Hunt is the old-fashioned party animal, of course. Hemsworth (better known as superhero Thor to most viewers) slips comfortably into the 1976 champion's charming, carefree and loveably rogueish persona, delivering some amusingly cheeky one-liners in the process. But his characterisation ends up feeling a little shallow next to Daniel Bruhl's mesmerising performance as the obsessive, driven and frequently humourless Lauda – a man whose single-minded determination and attention to detail would become the model for success in F1 in the decades that followed.
In fact, Bruhl's uncanny portrayal of 'The Rat' is easily the best thing about this film – particularly the excruciating scenes of Lauda's recovery from horrific burns sustained in his infamous crash at the Nurburgring. Indeed, the final showdown at Fuji comes almost as an anticlimax once you've witnessed the gut-wrenching fight to overcome injury that forms the dramatic heart of this movie.
Of course, there are plenty of exciting and well shot racing sequences – complete with the ear-splitting soundtrack of competition engines every aficionado lives for – but not so many that non-F1 fans will be turned off. Purists will be more disappointed by a handful of overly simplified and somewhat inaccurate moments, particularly early in the film, where the makers have had to take some obvious shortcuts in order to establish the protagonists' key traits for the more general viewer.

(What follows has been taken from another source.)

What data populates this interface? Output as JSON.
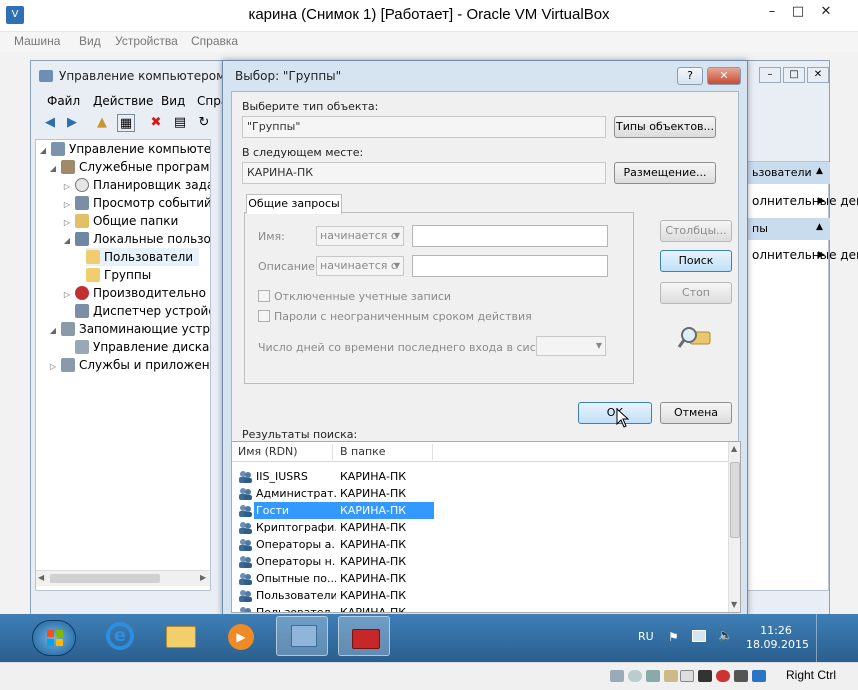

These shortcomings are quickly forgotten once Rush gets into its stride, however. Efficient pacing, gripping action and fine performances all round keep it motoring along nicely until the reflective and touching final scenes. While fast cars and spectacular crashes might attract fans to motor racing in the first place, what keeps them interested in the long run are the fascinating human characters at the centre of the sport. By placing two of the most fascinating characters front and centre, Rush more than does justice to its subject matter.